As of today, turbine cars have been delivered to 160 different families in 114 cities in 44 states and the District of Columbia. Three of the cars are in their second use period, eleven in the third period, eleven in the fourth period, ten in the fifth period.

The 158 motorists who received turbine cars prior to today have driven their cars a total of approximately 770,000 miles.

Today a turbine car is also being delivered in Newport News, Virginia.

The people participating in this program come from all walks of life.

A young computer systems engineer received the first car in Chicago. Turbines have since been delivered to an admiral in Washington, D.C.; a lady industrial designer in New York City; a barber in Detroit; an interior decorator in Los Angeles; a missile designer in Orlando; and a housewife in Tacoma.

These examples demonstrate the broad sampling of typical motorists selected for the program. Eventually, turbines will be delivered in most of the nation's major population centers.

Sixty per cent of the turbine testers owned Chrysler products as their personal cars at the time they applied to us to drive a turbine. The other 40 per cent owned competitive makes. The people selected have ranged in age from 21 to 70 years, and approximately 10 per cent of them have been women.

When a turbine is delivered, the motorist is acquainted with our requirements concerning general use of the car. A Turbine Service Coordinator from one of six centers strategically located across the country is designated to maintain contact with the user and provide instruction in the operation of the vehicle.

To qualify as a prospective test driver, a candidate must be a car owner, or a member of a household in which a car is owned by the head of the household, and must have a valid driver's license. In order to ensure a high degree of market exposure and to test the cars in a variety of climatic and geographical conditions, the turbine users are picked from the major population centers throughout the 48 adjacent United States.

Selection is based on market location and on the make, price-bracket and age of the car owned at the time of the application. By selecting people whose car ownership patterns reflect the great variety of cars on the road today, we extend the study to encompass a broad cross-section of the automobile market.

Since we look forward to the day when the gas turbine may be an accepted power plant for family cars, we designed the turbine car as a typical family passenger vehicle.

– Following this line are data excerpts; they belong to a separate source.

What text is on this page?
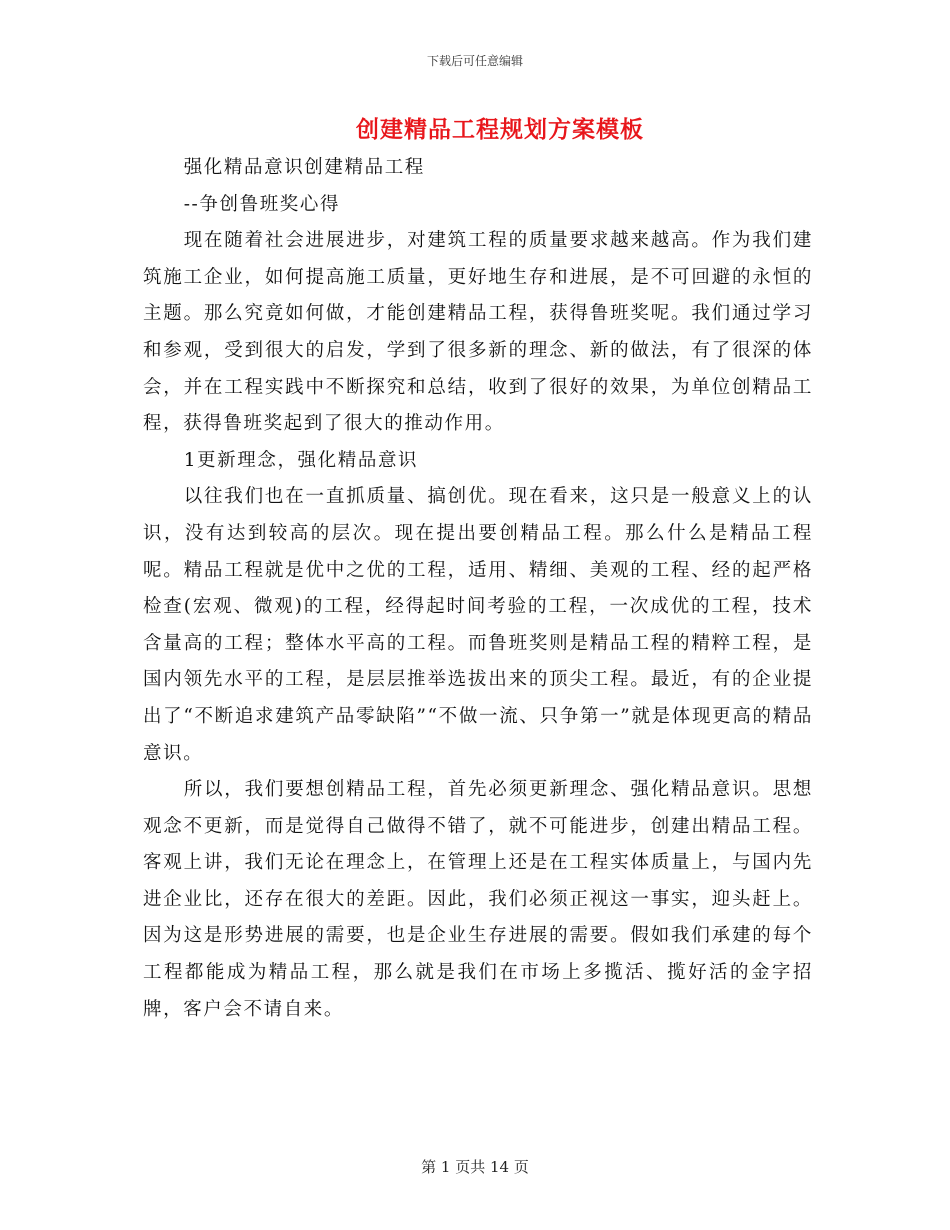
下载后可任意编辑
创建精品工程规划方案模板

强化精品意识创建精品工程

--争创鲁班奖心得

现在随着社会进展进步，对建筑工程的质量要求越来越高。作为我们建筑施工企业，如何提高施工质量，更好地生存和进展，是不可回避的永恒的主题。那么究竟如何做，才能创建精品工程，获得鲁班奖呢。我们通过学习和参观，受到很大的启发，学到了很多新的理念、新的做法，有了很深的体会，并在工程实践中不断探究和总结，收到了很好的效果，为单位创精品工程，获得鲁班奖起到了很大的推动作用。

1更新理念，强化精品意识

以往我们也在一直抓质量、搞创优。现在看来，这只是一般意义上的认识，没有达到较高的层次。现在提出要创精品工程。那么什么是精品工程呢。精品工程就是优中之优的工程，适用、精细、美观的工程、经的起严格检查(宏观、微观)的工程，经得起时间考验的工程，一次成优的工程，技术含量高的工程；整体水平高的工程。而鲁班奖则是精品工程的精粹工程，是国内领先水平的工程，是层层推举选拔出来的顶尖工程。最近，有的企业提出了“不断追求建筑产品零缺陷”“不做一流、只争第一”就是体现更高的精品意识。

所以，我们要想创精品工程，首先必须更新理念、强化精品意识。思想观念不更新，而是觉得自己做得不错了，就不可能进步，创建出精品工程。客观上讲，我们无论在理念上，在管理上还是在工程实体质量上，与国内先进企业比，还存在很大的差距。因此，我们必须正视这一事实，迎头赶上。因为这是形势进展的需要，也是企业生存进展的需要。假如我们承建的每个工程都能成为精品工程，那么就是我们在市场上多揽活、揽好活的金字招牌，客户会不请自来。

第 1 页共 14 页
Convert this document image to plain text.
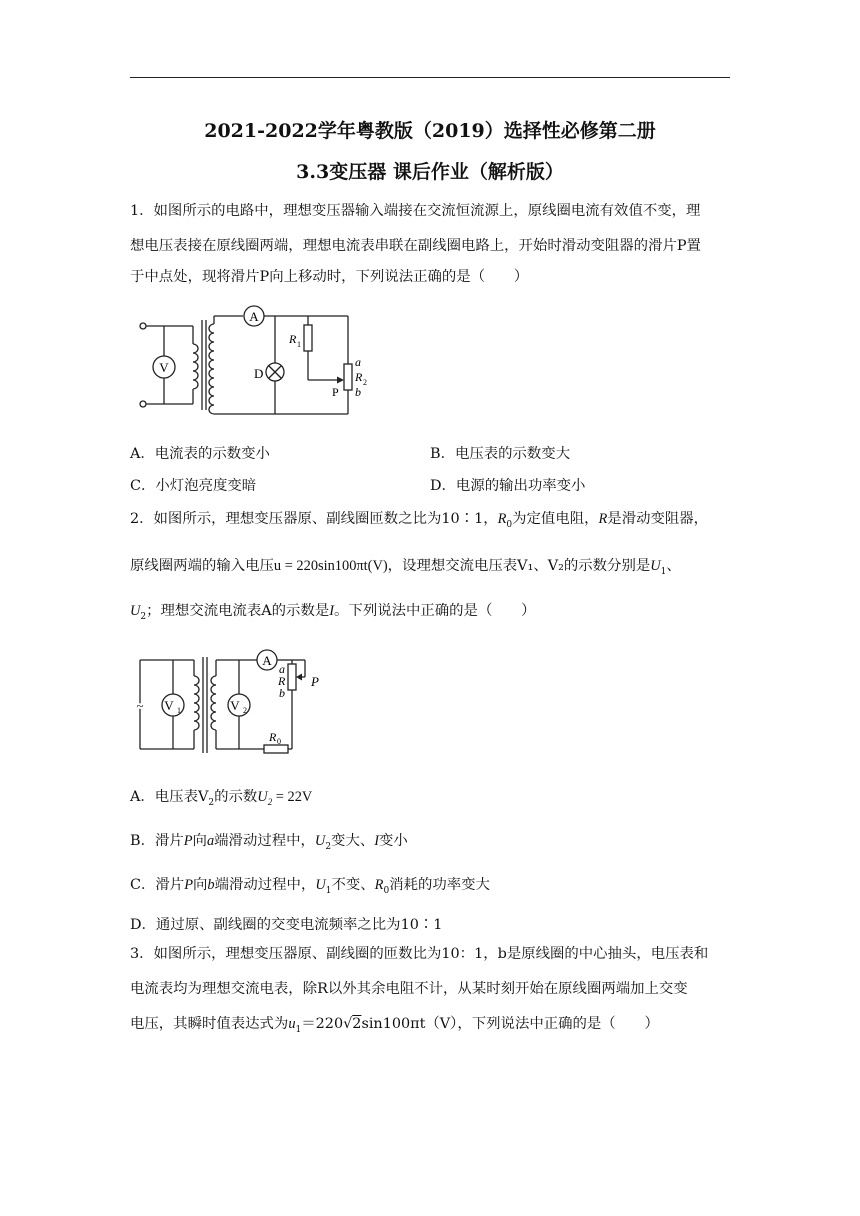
2021-2022学年粤教版（2019）选择性必修第二册
3.3变压器 课后作业（解析版）
1．如图所示的电路中，理想变压器输入端接在交流恒流源上，原线圈电流有效值不变，理
想电压表接在原线圈两端，理想电流表串联在副线圈电路上，开始时滑动变阻器的滑片P置
于中点处，现将滑片P向上移动时，下列说法正确的是（　　）
V
A
D
R 1
a
R 2
b
P
A．电流表的示数变小	B．电压表的示数变大
C．小灯泡亮度变暗	D．电源的输出功率变小
2．如图所示，理想变压器原、副线圈匝数之比为10∶1，$R_0$为定值电阻，R是滑动变阻器，
原线圈两端的输入电压u = 220sin100πt(V)，设理想交流电压表V₁、V₂的示数分别是$U_1$、
$U_2$；理想交流电流表A的示数是I。下列说法中正确的是（　　）
~ V 1	V 2
A
a
R
b
P
R 0
A．电压表$V_2$的示数$U_2 = 22V$
B．滑片P向a端滑动过程中，$U_2$变大、I变小
C．滑片P向b端滑动过程中，$U_1$不变、$R_0$消耗的功率变大
D．通过原、副线圈的交变电流频率之比为10∶1
3．如图所示，理想变压器原、副线圈的匝数比为10：1，b是原线圈的中心抽头，电压表和
电流表均为理想交流电表，除R以外其余电阻不计，从某时刻开始在原线圈两端加上交变
电压，其瞬时值表达式为$u_1=220√2\sin 100\pi t(V)$，下列说法中正确的是（　　）
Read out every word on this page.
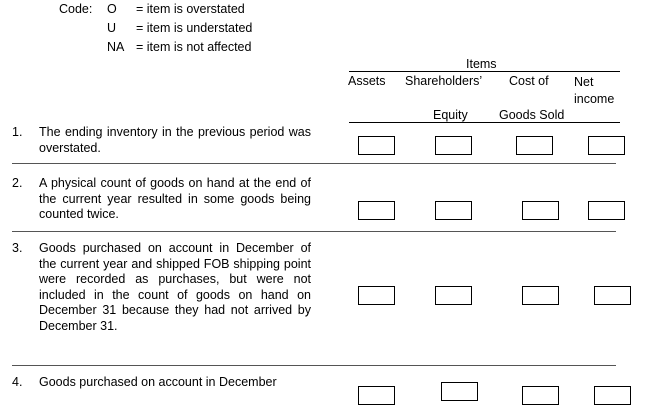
Code: O = item is overstated
U = item is understated
NA = item is not affected
Items
Assets Shareholders’
Equity
Cost of
Goods Sold
Net income
1. The ending inventory in the previous period was overstated.
2. A physical count of goods on hand at the end of the current year resulted in some goods being counted twice.
3. Goods purchased on account in December of the current year and shipped FOB shipping point were recorded as purchases, but were not included in the count of goods on hand on December 31 because they had not arrived by December 31.
4. Goods purchased on account in December
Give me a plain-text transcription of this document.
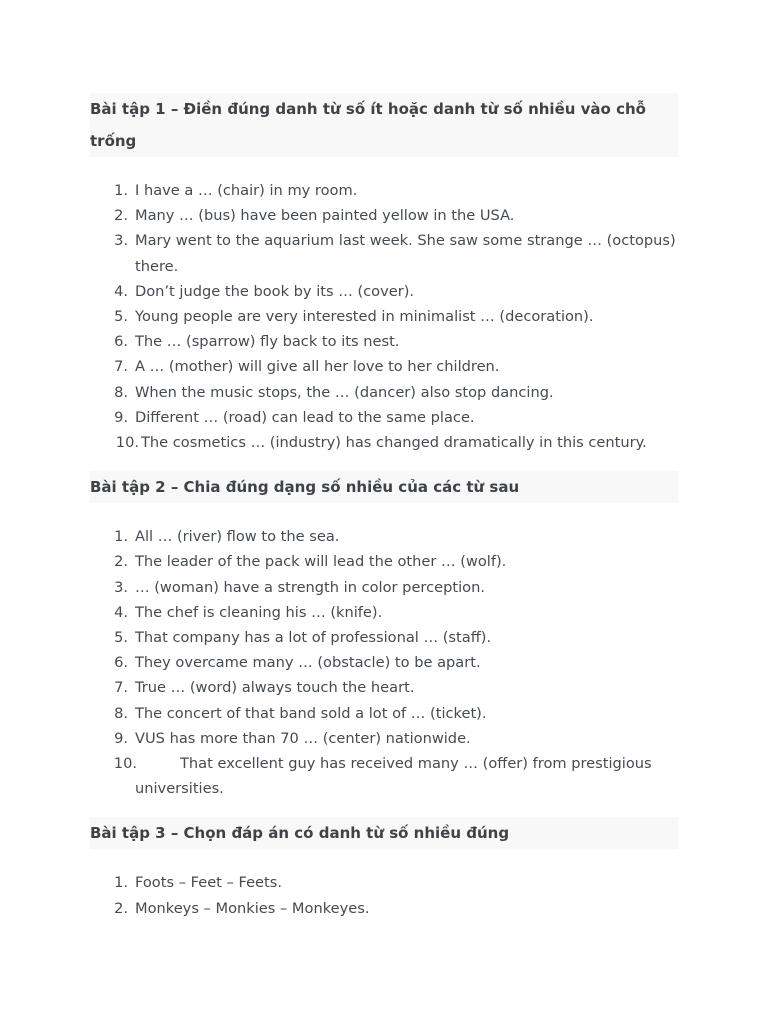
Bài tập 1 – Điền đúng danh từ số ít hoặc danh từ số nhiều vào chỗ trống
1. I have a … (chair) in my room.
2. Many … (bus) have been painted yellow in the USA.
3. Mary went to the aquarium last week. She saw some strange … (octopus) there.
4. Don’t judge the book by its … (cover).
5. Young people are very interested in minimalist … (decoration).
6. The … (sparrow) fly back to its nest.
7. A … (mother) will give all her love to her children.
8. When the music stops, the … (dancer) also stop dancing.
9. Different … (road) can lead to the same place.
10. The cosmetics … (industry) has changed dramatically in this century.
Bài tập 2 – Chia đúng dạng số nhiều của các từ sau
1. All … (river) flow to the sea.
2. The leader of the pack will lead the other … (wolf).
3. … (woman) have a strength in color perception.
4. The chef is cleaning his … (knife).
5. That company has a lot of professional … (staff).
6. They overcame many … (obstacle) to be apart.
7. True … (word) always touch the heart.
8. The concert of that band sold a lot of … (ticket).
9. VUS has more than 70 … (center) nationwide.
10.	That excellent guy has received many … (offer) from prestigious universities.
Bài tập 3 – Chọn đáp án có danh từ số nhiều đúng
1. Foots – Feet – Feets.
2. Monkeys – Monkies – Monkeyes.
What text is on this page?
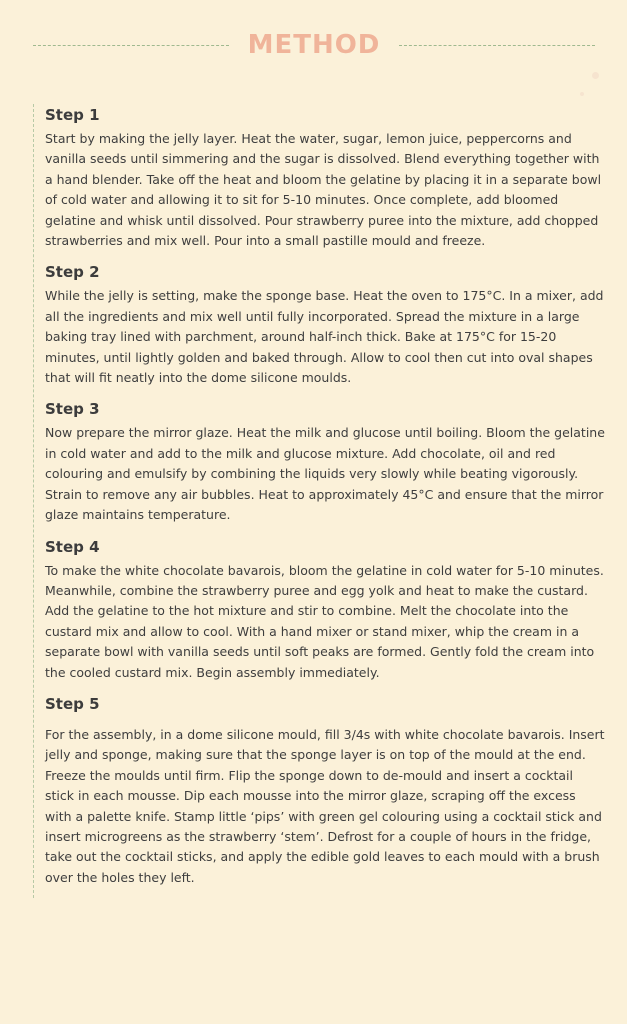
METHOD
Step 1

Start by making the jelly layer. Heat the water, sugar, lemon juice, peppercorns and vanilla seeds until simmering and the sugar is dissolved. Blend everything together with a hand blender. Take off the heat and bloom the gelatine by placing it in a separate bowl of cold water and allowing it to sit for 5-10 minutes. Once complete, add bloomed gelatine and whisk until dissolved. Pour strawberry puree into the mixture, add chopped strawberries and mix well. Pour into a small pastille mould and freeze.

Step 2

While the jelly is setting, make the sponge base. Heat the oven to 175°C. In a mixer, add all the ingredients and mix well until fully incorporated. Spread the mixture in a large baking tray lined with parchment, around half-inch thick. Bake at 175°C for 15-20 minutes, until lightly golden and baked through. Allow to cool then cut into oval shapes that will fit neatly into the dome silicone moulds.

Step 3

Now prepare the mirror glaze. Heat the milk and glucose until boiling. Bloom the gelatine in cold water and add to the milk and glucose mixture. Add chocolate, oil and red colouring and emulsify by combining the liquids very slowly while beating vigorously. Strain to remove any air bubbles. Heat to approximately 45°C and ensure that the mirror glaze maintains temperature.

Step 4

To make the white chocolate bavarois, bloom the gelatine in cold water for 5-10 minutes. Meanwhile, combine the strawberry puree and egg yolk and heat to make the custard. Add the gelatine to the hot mixture and stir to combine. Melt the chocolate into the custard mix and allow to cool. With a hand mixer or stand mixer, whip the cream in a separate bowl with vanilla seeds until soft peaks are formed. Gently fold the cream into the cooled custard mix. Begin assembly immediately.

Step 5

For the assembly, in a dome silicone mould, fill 3/4s with white chocolate bavarois. Insert jelly and sponge, making sure that the sponge layer is on top of the mould at the end. Freeze the moulds until firm. Flip the sponge down to de-mould and insert a cocktail stick in each mousse. Dip each mousse into the mirror glaze, scraping off the excess with a palette knife. Stamp little ‘pips’ with green gel colouring using a cocktail stick and insert microgreens as the strawberry ‘stem’. Defrost for a couple of hours in the fridge, take out the cocktail sticks, and apply the edible gold leaves to each mould with a brush over the holes they left.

For all practical purposes, the car provides a familiar motoring concept for its driver so as not to divert attention from the performance characteristics of the engine. Styling, while unique, is functional and uncontroversial in order to allow the public to make an objective evaluation of the car as a means of passenger transportation.

The fourth-generation gas turbine which powers the car represents knowledge gained from ten years of intensive research and development. It is considerably advanced beyond the engine first shown to the public in 1962. For instance, weight has been reduced by ten percent to 410 pounds and size has been reduced by twenty-five per cent. The engine housing has been made symmetrical by the use of twin regenerators and a centrally located burner.

The response time, or gas generator acceleration time, from idle to rated speed , had been significantly reduced. Torque had been increased 50 foot pounds to 425 foot pounds.

This new turbine delivers 130 rated horsepower to the rear wheels of the car. Because of the turbine's torque characteristics it produces car activity equivalent to a 230-horsepower V-8 piston engine, but weighs only half as much.

I'm sure that the performance of the Chrysler Turbine Car you will drive this morning will impress you. I'd especially like you to observe the smooth response to the accelerator, the absence of engine vibration, and the low engine noise at normal operating speeds.

We are now ready to introduce to you the Duluth motorist who will put the turbine car int use here for the next three months.

(At this point my family was introduced to the news media at the meeting.)

*Taken from my fathers copy of the remarks given to him by Mr. Sturm.